Kolejny szalgier: najlepsze na świecie małe łodzie podwodne typu 214Zdjęcie: picture-alliance/dpa

 

W lipcu niemiecka prasa sporo pisała o zezwoleniu rządu firmom Krauss-Maffei Wegmann i Rheinmetall na sprzedaż Arabii Saudyjskiej 200 niemieckich czołgów podstawowych typu Leopard 2A7. Dwieście "Leopardów" to poważna siła, tylko... jaki użytek zrobią z nich Saudyjczycy, którzy niedawno  w ramach "bratniej pomocy" użyli czołgów do stłumienia antyrządowych demonstracji w sąsiednim  Bahrajnie?

Wielu deputowanych do Bundestagu próbowało dowiedzieć się więcej szczegółów na temat tej transakcji. Bez powodzenia. Rząd ani nie potwierdził, ani też nie zdementował doniesień prasowach. Decyzja o ewentualnej sprzedaży czołgów Arabii Saudyjskiej podlega tejemnicy - oświadczył rząd - i jako taka nie powinna ona interesować posłów.
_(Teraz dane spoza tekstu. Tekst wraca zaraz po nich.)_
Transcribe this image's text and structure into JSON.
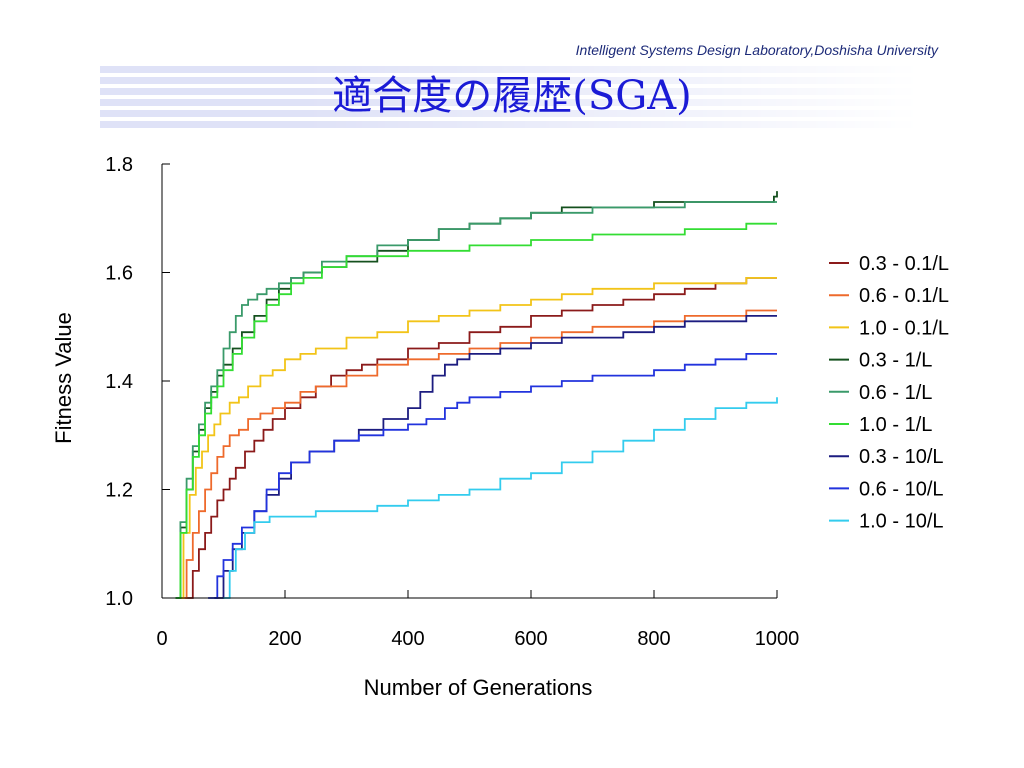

Prawników konstytutycyjnych taka argumentacja nie przekonuje. Wydane przez rząd zezwolenie eksportowe, jako fakt dokonany, jak najbardziej interesuje parlament. Równie interesujące jest też uzasadnienie tej decyzji. Zasłanianie się przez rząd tajemnicą państwową obniża rangę parlamentu jako instytucji kontrolnej w tym zakresie, na jaki zezwala na to Ustawa Zasadnicza.

Jan van Aken z Partii Lewicy uznał taktykę rządu za "niepoważną i dowodzącą, że rząd doskonale zdaje sobie sprawę z tego, że sprzedaż czołgów Arabii Saudyjskiej jest decyzją niesłuszną". W przypadku zezwolenia na sprzedaż tak dużej partii uzbrojenia czysto ofensywnego, parlament powienien być o tym z góry poinformowany i poproszony o zajęcie stanowiska - argumentował.

Rząd lubi ciszę

Co ciekawe, właśnie taką zasadę postępowania przewidują wytyczne nt. eksportu broni, które rząd obowiązują. W zasadzie, bowiem o tym, czy rząd się do nich zastosuje, czy nie, decyduje ... rząd.

Drobnica też idzie jak woda: karabinek HK G36 firmy Heckler & KochZdjęcie: Wikipedia/Dcoetzee

Kropkę nad "i" w sprawie nieprzejrzystego handlu bronią przez Niemcy stawia Sibylle Bauer, ekspertka w Sztokholmskim Międzynarodowym Instytucie Badań nad Pokojem (SIPRI). Jej zdaniem taktyka rządu w Berlinie opiera się na nieudzielaniu informacji na temat wydanych przez niego zezwoleń na eksport broni, bowiem tam, gdzie nie ma informacji, tam nie ma także krytyki.